As of now, promoters who raise money through public issues have to go for follow-on offers or rights issues, which many of them are not comfortable with. So, promoters of many listed companies would sell their stake to private equity firms. But with Sebi permission to make offer for sale, they can avoid their shares getting concentrated in a few hands.
In fact, the market regulator today replaced the Disclosure and Investor Protection (DIP) Guidelines, 2000 with the Issue of Capital and Disclosure Requirements (ICDR) Regulations, 2009 to prevent frequent changes in the norms, besides giving them a legal sanctity.
ICDR would govern all disclosure norms regarding securities and no changes to this can now be made without the consent of Sebi. The new regulations have been issued by the regulator under Section 11 of the Sebi Act, 1992. The changes follow recommendations by Sebi’s Primary Market Advisory Committee, chaired by leading banker Deepak Parekh, set up to simplify the procedures governing various capital-raising measures.The new regulations also contain provisions pertaining to regulation of the activities of merchant bankers, debenture trustees and registrars to an issue.

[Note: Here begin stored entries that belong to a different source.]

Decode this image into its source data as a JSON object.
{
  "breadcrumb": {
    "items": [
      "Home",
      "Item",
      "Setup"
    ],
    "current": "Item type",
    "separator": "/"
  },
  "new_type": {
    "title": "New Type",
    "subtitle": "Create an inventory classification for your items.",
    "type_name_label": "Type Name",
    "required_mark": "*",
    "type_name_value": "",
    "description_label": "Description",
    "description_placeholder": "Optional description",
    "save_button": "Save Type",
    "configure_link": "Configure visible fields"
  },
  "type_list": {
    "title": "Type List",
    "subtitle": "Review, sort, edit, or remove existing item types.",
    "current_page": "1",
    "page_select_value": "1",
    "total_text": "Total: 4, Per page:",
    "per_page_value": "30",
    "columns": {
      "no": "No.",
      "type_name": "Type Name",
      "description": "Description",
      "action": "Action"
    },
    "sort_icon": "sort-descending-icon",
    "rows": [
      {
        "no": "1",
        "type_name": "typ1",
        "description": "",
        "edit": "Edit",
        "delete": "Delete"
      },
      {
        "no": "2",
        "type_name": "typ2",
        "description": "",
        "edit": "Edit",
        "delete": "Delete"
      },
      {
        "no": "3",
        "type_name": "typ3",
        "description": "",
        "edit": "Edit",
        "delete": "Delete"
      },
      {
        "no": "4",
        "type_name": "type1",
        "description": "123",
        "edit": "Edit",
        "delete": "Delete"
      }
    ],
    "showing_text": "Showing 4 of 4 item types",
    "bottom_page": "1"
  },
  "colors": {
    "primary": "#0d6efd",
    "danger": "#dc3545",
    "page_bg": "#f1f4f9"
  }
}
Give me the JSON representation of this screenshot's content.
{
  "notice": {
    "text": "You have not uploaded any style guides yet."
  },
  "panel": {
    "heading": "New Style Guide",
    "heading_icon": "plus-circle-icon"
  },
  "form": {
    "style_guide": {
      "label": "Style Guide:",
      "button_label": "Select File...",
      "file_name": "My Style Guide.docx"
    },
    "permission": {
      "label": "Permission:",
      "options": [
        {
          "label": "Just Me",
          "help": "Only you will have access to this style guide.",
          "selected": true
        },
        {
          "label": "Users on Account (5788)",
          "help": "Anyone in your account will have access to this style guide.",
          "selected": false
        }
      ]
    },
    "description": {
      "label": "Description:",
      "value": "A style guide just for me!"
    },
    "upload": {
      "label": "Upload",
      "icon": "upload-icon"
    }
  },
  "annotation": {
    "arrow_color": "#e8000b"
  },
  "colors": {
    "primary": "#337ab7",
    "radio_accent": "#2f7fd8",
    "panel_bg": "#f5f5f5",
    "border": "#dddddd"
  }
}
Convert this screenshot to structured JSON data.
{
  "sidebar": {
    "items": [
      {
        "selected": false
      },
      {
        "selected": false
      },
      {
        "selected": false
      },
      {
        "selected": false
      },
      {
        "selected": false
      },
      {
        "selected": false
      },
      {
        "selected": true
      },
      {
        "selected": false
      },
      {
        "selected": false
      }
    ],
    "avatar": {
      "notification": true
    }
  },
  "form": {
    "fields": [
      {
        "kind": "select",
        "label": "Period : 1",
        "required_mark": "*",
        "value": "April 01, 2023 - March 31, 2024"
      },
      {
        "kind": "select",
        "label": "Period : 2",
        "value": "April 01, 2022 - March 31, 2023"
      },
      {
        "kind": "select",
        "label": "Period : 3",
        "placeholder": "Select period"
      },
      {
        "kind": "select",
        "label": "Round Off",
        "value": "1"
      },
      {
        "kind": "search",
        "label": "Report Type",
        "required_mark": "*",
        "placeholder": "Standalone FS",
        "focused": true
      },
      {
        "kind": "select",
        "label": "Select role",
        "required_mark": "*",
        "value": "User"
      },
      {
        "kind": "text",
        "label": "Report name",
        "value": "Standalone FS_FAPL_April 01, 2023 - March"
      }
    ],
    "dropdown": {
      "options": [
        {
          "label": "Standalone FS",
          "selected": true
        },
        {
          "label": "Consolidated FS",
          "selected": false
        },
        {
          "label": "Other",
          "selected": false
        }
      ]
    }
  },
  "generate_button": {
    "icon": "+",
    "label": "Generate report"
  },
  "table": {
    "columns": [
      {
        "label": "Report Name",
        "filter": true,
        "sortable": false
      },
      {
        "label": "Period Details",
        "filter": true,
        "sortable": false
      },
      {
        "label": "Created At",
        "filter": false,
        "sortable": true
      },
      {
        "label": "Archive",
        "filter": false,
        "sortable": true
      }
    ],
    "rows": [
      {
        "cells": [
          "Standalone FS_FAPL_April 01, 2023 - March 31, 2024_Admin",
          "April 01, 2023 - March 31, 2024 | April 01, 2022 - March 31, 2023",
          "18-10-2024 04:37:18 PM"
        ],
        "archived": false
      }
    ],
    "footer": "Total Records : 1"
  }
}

Consequential amendments have also been made to the Sebi (ESOS and ESPS) Guidelines, 1999 and the Equity Listing Agreement through circulars issued today. Sebi has clarified that a company making a public offer can allot shares only to its own employees and not to employees of its parent organisation or subsidiary under the employee quota.
The new regulations put all companies on a par. Earlier, government companies were enjoying some exemptions in case of filing of results and in eligibility criteria in filing for initial public offers (IPOs). Now there will be no preferential treatment given to any one.
Strategy and Planning Vice President Harshad Apte said, “The DIP guidelines have been changed in keeping with changing times. However, the companies that have filed draft prospectus and received comments will not have to refile them to confirm with the new norms.”
Sebi has also issued another circular under Section 11 of the Sebi Act, read with rule 19(7) of the Securities Contracts Regulation Rules (SCRR), 1957 in respect of matters relating to listing of securities under the SCRR, hitherto contained in the rescinded guidelines.
One of the significant amendments to the listing agreement makes it mandatory for a listed company, which desires to make a further public offer through the fixed price route, to notify stock exchanges at least 48 hours in advance about the meeting of its board of directors for determination of the issue price. Also, companies willing to offer ESOPs will have to make disclosures to the exchanges in a format specified by Sebi.